Das ist eine Lüge – als ob die mehr als 40 von der Polizei getöteten Zivilisten der letzten 10 Jahre nicht genug wären. ( und der Sprecher des nationalen Polizeizentrums macht sich nicht die Mühe, auf Haaretz Anfrage genauere Zahlen zu geben.)  es ist eine erschreckende Zahl, die hier mit Selbstzufriedenheit  zur Kenntnis genommen wird, weil ja fast alle Opfer Araber gewesen sind. (Man stelle sich vor, Mizrahi hätte  zufällig Tal Mot getötet, der Verdächtige beim  Fahrerfluchtvorfall, bei dem der Sohn des früheren Richters des Obersten Gerichtes letzten Monat getötet wurde.  Welche Aufregung das wohl verursacht hätte und welche Strafe der Polizist bekommen hätte, ohne dass jemand Kritik geäußert hätte.)

 

Als ob die Polizeigewalt gegen Kriminelle und unschuldige Zivilisten nicht schon genug wäre. Es vergeht doch keine Woche, in der nicht Zivilisten von gewalttätigen Polizisten geschlagen werden. Statt diesen gefährlichen Trend zum Halten zu bringen, akzeptieren wir die Unterstützung, die der Polizeiverbrecher erhält und die vom schändlichen Schweigen von Seiten des Ministerpräsidenten Netanyahu, vom Justizminister Neeman und Anwalt Weinstein noch  begleitet wird. Der Oberste Gerichtshof ist wieder allein gegen die ganze Welle der Gewalt, die Rückenwind von den Medien erhält.

 

Sie sagen, dass die Polizei „jetzt  vor jeder Operation zweimal nachdenken wird“. Großartig. Wünscht denn jemand, dass Polizisten schießen, ohne vorher nachzudenken? Sie behaupten, dass die Polizei nicht länger Zivilisten verteidigen kann . Unterdessen ist es tatsächlich das Gericht, das zur Verteidigung der Zivilisten kommt. Sie behaupten auch, dass „das Gericht keine Ahnung über die Situation vor Ort habe.“  Unsinn. Wie kommt es, dass das Gericht über die Situation vor Ort Bescheid weiß, wenn es Zivilisten verurteilt, aber nicht Bescheid wüsste, wenn es Polizisten verurteilt? Und schließlich machen sie die lächerliche Behauptung: wir wollen die Entscheidung respektieren,“  als ob sie andeuten wollten, sie hätten die Wahl.

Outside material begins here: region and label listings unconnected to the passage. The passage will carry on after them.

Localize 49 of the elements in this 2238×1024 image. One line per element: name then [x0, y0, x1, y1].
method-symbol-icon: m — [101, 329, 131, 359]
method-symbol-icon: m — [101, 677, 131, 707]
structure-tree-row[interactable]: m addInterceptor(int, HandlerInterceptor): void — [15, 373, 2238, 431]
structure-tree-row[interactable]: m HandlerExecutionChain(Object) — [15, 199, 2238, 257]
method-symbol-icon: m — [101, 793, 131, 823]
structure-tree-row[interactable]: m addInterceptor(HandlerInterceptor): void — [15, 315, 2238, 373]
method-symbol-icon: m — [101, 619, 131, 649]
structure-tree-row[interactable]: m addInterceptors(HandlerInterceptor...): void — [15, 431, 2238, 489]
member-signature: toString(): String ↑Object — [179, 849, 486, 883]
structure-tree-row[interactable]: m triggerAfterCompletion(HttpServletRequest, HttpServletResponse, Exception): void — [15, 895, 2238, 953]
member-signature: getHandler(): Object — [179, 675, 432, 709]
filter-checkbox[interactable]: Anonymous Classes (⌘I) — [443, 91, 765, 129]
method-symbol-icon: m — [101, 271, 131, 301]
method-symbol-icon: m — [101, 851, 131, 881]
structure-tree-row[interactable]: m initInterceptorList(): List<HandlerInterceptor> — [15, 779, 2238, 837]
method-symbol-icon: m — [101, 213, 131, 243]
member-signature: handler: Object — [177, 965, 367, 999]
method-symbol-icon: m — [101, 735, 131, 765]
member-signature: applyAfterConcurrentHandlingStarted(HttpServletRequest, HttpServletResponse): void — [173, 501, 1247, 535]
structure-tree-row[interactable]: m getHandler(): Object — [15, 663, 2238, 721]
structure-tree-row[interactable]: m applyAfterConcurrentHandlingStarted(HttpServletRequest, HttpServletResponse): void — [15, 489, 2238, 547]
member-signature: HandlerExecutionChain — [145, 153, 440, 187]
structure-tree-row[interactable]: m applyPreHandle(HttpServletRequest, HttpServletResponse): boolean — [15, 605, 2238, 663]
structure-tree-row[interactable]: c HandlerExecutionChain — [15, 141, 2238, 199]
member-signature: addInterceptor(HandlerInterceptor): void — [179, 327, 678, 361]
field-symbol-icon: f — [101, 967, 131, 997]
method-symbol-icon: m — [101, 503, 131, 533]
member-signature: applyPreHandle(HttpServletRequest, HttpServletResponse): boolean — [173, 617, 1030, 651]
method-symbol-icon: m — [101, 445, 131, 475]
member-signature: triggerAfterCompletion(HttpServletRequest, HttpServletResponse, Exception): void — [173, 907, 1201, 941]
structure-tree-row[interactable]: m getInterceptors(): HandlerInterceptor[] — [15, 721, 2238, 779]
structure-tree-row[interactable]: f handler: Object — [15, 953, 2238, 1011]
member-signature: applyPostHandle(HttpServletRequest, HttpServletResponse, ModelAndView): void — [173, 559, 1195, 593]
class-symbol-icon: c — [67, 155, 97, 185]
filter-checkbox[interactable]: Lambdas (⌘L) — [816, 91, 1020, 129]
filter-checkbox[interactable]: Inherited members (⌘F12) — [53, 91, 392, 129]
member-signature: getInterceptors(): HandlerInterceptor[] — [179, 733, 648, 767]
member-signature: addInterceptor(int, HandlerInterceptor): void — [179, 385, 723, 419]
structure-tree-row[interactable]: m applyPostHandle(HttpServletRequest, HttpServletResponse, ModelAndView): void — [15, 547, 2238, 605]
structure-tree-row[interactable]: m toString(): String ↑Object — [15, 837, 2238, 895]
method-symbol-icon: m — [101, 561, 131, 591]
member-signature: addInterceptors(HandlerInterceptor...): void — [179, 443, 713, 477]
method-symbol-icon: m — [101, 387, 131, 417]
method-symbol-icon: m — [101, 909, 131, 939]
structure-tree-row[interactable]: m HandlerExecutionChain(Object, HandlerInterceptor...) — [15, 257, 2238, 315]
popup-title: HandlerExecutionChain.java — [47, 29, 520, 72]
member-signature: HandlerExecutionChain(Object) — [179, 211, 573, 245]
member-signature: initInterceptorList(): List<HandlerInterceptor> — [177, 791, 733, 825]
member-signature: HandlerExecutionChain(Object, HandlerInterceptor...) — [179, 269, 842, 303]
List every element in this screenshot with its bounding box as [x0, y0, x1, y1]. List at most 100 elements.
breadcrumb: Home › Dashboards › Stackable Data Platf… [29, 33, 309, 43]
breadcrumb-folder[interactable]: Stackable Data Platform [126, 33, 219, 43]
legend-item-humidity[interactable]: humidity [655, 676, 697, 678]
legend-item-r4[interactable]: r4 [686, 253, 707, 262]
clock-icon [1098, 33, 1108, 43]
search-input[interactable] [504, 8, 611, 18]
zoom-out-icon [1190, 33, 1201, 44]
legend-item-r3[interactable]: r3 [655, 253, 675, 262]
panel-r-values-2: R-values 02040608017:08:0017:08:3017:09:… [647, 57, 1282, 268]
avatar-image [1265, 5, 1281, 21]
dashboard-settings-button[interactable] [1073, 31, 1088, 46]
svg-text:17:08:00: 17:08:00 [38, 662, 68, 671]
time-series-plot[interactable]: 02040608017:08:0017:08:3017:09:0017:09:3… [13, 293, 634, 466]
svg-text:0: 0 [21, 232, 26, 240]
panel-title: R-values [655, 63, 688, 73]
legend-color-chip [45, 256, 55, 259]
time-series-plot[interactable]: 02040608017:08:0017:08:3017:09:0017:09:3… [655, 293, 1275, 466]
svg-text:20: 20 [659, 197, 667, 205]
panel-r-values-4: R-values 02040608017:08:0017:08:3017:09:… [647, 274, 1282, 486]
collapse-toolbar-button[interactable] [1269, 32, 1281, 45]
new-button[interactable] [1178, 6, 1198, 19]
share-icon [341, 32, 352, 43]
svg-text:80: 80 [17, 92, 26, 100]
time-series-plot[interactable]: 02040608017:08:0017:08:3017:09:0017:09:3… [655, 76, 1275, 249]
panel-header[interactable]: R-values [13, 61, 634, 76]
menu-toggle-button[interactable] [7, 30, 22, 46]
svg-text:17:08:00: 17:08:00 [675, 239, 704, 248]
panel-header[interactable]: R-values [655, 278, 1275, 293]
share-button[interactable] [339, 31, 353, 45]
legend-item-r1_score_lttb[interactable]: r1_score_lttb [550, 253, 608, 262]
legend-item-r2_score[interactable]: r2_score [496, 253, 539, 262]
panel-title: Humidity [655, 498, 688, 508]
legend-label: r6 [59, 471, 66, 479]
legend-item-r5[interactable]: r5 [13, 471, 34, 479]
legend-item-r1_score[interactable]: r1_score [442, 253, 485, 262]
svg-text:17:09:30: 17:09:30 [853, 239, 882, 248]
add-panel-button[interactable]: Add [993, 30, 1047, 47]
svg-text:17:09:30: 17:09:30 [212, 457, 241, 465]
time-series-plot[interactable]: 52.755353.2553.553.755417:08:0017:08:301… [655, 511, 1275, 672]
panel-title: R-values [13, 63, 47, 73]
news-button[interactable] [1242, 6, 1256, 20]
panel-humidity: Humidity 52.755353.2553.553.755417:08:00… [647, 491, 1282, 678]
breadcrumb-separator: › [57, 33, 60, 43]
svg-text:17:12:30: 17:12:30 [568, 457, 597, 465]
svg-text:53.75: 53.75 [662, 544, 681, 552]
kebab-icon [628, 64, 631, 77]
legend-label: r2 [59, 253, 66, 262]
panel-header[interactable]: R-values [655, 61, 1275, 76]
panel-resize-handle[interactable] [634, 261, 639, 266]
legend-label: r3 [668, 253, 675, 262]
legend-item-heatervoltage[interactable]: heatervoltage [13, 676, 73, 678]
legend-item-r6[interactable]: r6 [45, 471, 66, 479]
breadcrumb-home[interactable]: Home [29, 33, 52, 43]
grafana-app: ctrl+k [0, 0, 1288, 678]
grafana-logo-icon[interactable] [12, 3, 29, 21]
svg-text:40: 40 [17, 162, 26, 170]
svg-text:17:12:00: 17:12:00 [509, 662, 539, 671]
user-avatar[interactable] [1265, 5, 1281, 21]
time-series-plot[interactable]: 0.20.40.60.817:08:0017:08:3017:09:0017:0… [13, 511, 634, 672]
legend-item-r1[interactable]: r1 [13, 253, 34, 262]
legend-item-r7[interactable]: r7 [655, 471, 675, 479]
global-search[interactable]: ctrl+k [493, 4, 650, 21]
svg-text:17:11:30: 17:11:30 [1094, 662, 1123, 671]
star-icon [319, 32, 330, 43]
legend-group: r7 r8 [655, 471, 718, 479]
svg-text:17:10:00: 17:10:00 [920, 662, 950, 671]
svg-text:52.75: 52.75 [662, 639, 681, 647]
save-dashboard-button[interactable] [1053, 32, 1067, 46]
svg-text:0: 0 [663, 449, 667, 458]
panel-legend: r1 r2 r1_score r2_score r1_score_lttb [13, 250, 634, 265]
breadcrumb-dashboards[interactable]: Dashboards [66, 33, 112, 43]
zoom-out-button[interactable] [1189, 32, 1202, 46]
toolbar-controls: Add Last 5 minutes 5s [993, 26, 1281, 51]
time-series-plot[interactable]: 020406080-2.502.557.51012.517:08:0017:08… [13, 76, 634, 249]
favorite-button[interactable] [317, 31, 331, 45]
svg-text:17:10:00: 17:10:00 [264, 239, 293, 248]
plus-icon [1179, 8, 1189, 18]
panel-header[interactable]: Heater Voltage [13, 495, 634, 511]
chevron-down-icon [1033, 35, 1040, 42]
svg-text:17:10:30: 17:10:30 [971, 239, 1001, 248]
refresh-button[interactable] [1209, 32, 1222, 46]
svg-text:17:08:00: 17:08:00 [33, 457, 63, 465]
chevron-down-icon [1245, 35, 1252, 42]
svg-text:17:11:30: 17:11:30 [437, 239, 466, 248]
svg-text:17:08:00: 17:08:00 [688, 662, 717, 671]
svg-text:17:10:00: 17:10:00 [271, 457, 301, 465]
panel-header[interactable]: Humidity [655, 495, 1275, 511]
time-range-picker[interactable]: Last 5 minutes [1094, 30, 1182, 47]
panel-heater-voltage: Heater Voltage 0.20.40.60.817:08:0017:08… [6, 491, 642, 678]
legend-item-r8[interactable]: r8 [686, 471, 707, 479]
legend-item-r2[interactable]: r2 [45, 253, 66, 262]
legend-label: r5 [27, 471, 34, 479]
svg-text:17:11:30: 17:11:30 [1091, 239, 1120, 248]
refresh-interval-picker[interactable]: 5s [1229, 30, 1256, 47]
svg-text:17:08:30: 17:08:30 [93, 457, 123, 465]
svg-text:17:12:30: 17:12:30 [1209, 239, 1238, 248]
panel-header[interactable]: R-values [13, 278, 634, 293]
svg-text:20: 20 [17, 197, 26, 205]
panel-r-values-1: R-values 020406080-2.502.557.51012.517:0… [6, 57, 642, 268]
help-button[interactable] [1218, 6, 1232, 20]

Die Tinte auf Beinishs gerechter Entscheidung ist noch nicht trocken und schon beginnt  unter der skandalösen Leitung  des Sicherheitsminister Aharonowitch die Kampagne für ein Pardon für Mizrahi. Das muss sofort gestoppt werden. Wenn Mizrahi nicht seine Strafe absitzt, werden wir wissen, dass Polizisten uneingeschränkt töten können. Gestern töteten sie unnötigerweise Mahmoud Ganaim. Morgen werden sie wahrscheinlich auch jüdische Zivilisten töten. Und dann werden wir sicher protestieren.